Final Thoughts and Key Takeaways
I am really, really happy about this! After having been disappointed with my previous 5K performance, this was a nice comeback. It's also a testament to going into a race really fresh. Low mileage, only one speed workout a week, lots of hydration . . . sometimes less is more. Particularly in the summer.

I was really happy about my final mile, too. I had never run that last mile quicker than 7:00 because of the hill profile. And when I looked at my Garmin early on in the mile, the pace had been 6:50, so I must have sped up as I went up the hill.

This course PR will be hard to beat in future years because we lucked out with the weather.
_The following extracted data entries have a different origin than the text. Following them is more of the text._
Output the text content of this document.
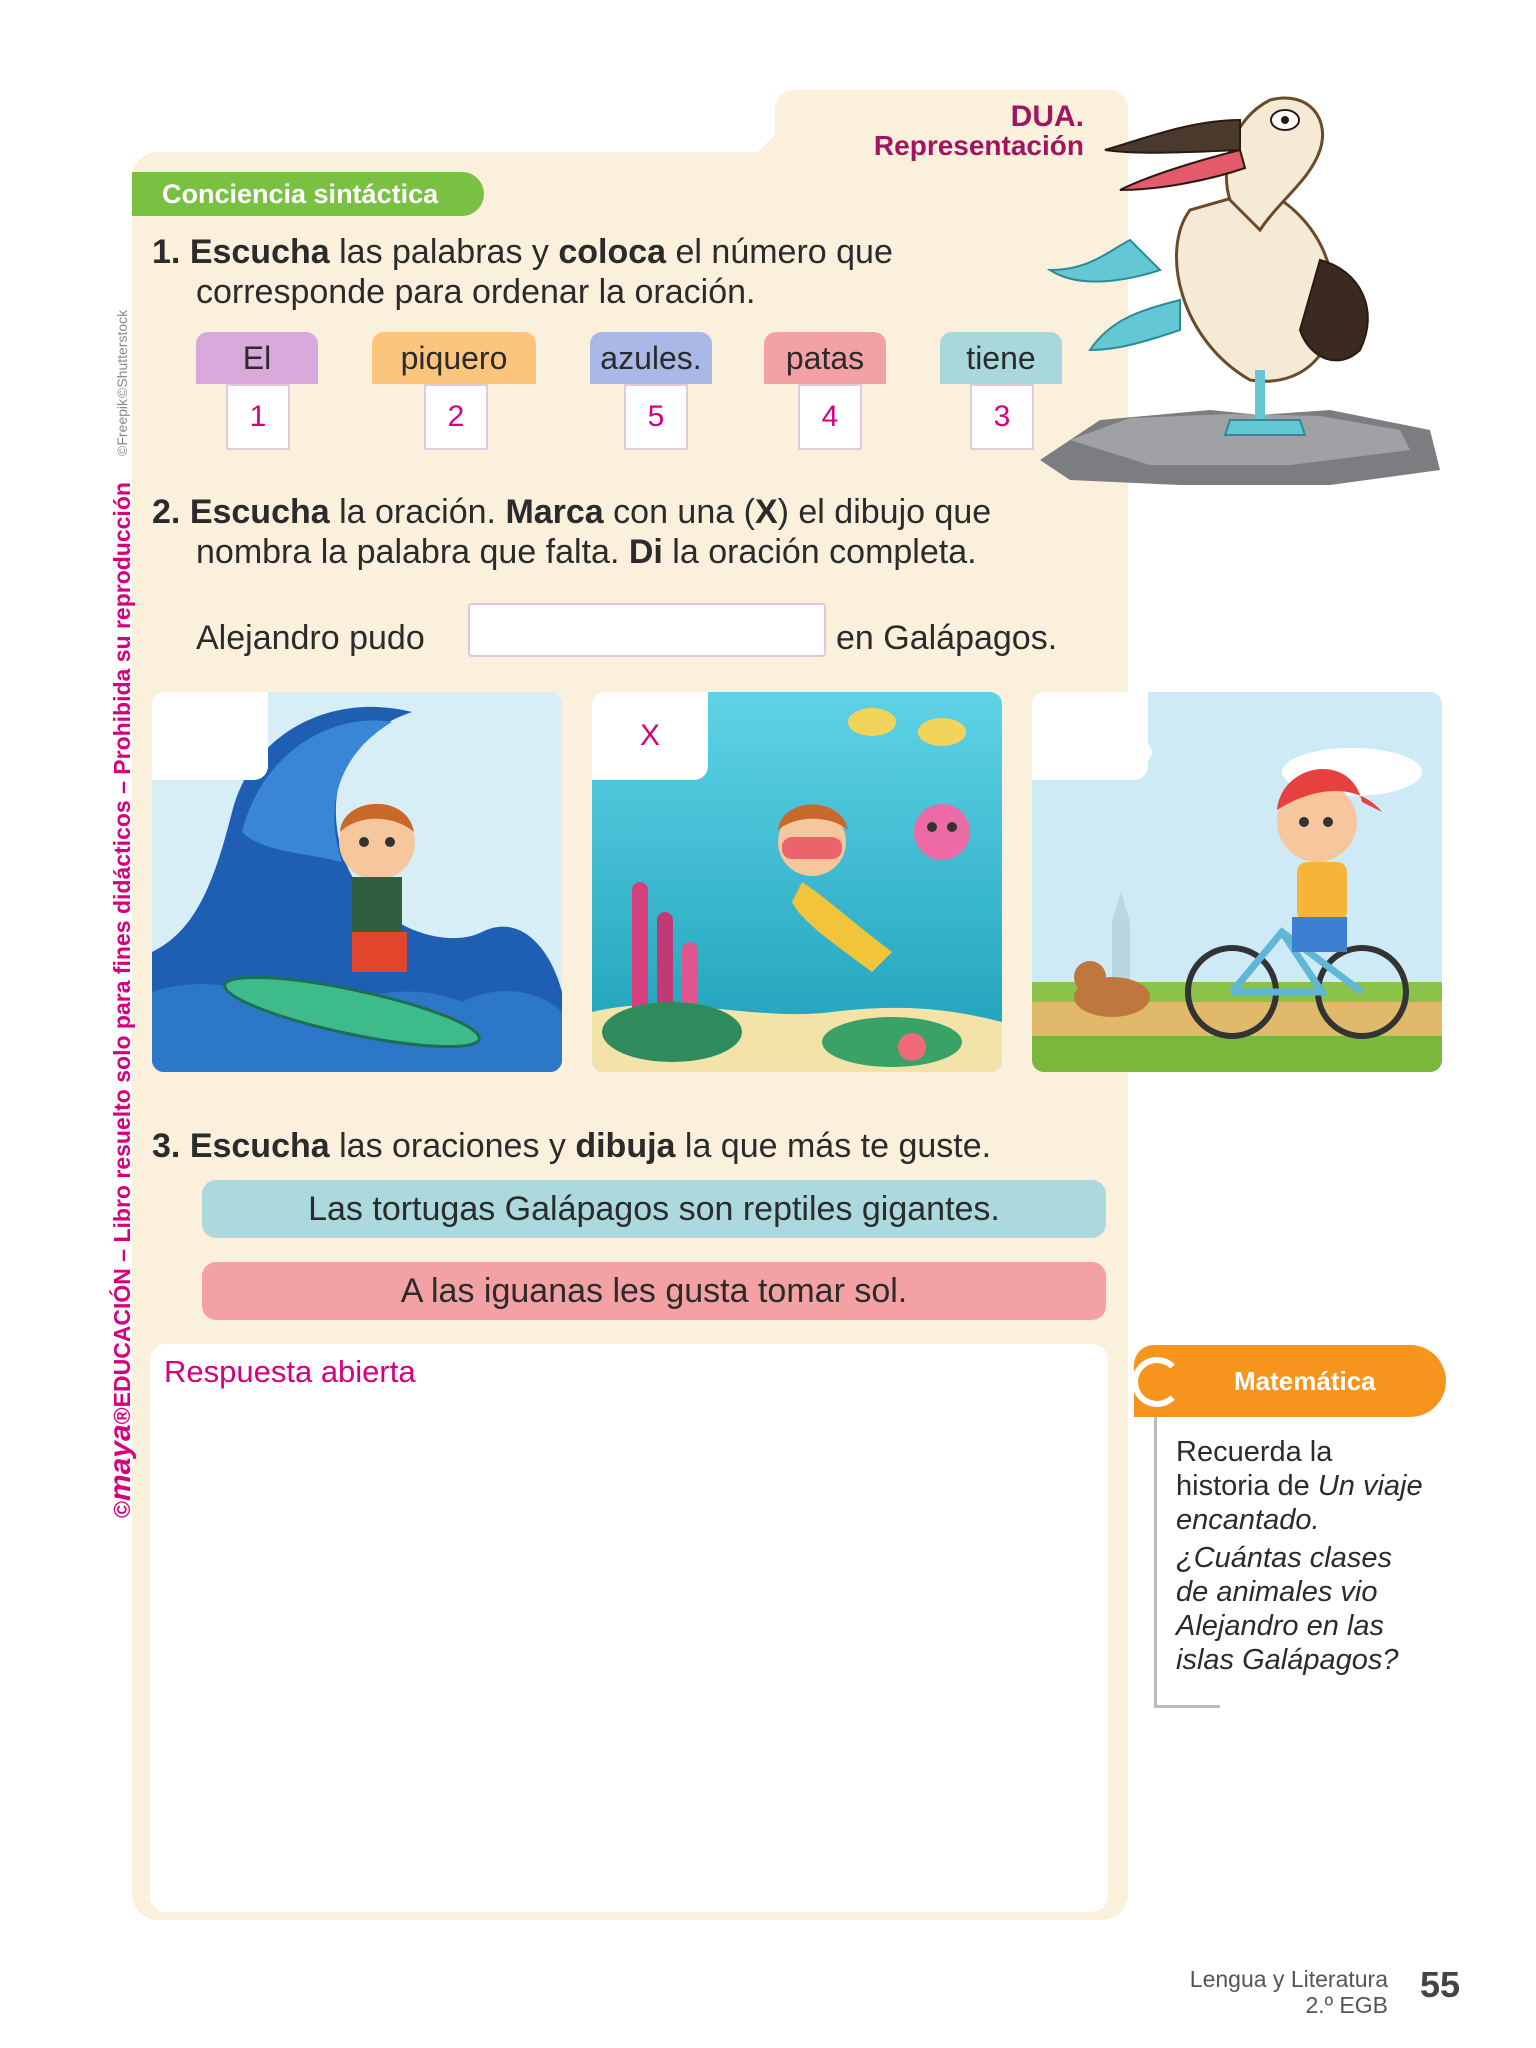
DUA.
Representación
Conciencia sintáctica
1. Escucha las palabras y coloca el número que
corresponde para ordenar la oración.
El
1
piquero
2
azules.
5
patas
4
tiene
3
2. Escucha la oración. Marca con una (X) el dibujo que
nombra la palabra que falta. Di la oración completa.
Alejandro pudo	en Galápagos.
X
3. Escucha las oraciones y dibuja la que más te guste.
Las tortugas Galápagos son reptiles gigantes.
A las iguanas les gusta tomar sol.
Respuesta abierta	Matemática
Recuerda la
historia de Un viaje
encantado.
¿Cuántas clases
de animales vio
Alejandro en las
islas Galápagos?
©maya®EDUCACIÓN – Libro resuelto solo para fines didácticos – Prohibida su reproducción
©Freepik
©Shutterstock
Lengua y Literatura
2.º EGB 55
But I was happy that I could take advantage of a nice summer morning to run really fast! 

Firecracker 5K History

 Year   Mile 1   Mile 2   Mile 3  Final Kick  Time
 2010  7:30  7:06  7:437:3723:21
 2011 7:12 7:037:20 6:3422:41
2014 7:14 7:027:266:3722:54
 2015 6:576:457:107:1622:05
 2017 6:27 6:327:046:3921:16
2019 6:43 6:277:027:0721:26
 2021 7:15 7:077:06 6:5822:37
  2022   6:40   6:28  6:44 6:31 20:57 


  1. How awesome to read this story and see and your perseverance to continuously battle and get the most out of your body. I read this similarly to your sub 20 which was an amazing story and something I felt in my gut all day you were going to do and this being a tougher course in the summer months. So proud of you!!

  2. Great racing, sound plan and strategy. Sometimes in training, less is better that let's you race to give it all you have! Great use of positive mind and dialing in on your assets for 3rd mile - Strength! As always...superb...what I have come to expect from Zebra!

  3. Congratulations! This was very motivating- I'm going to remember that in my next 5K- "strength!"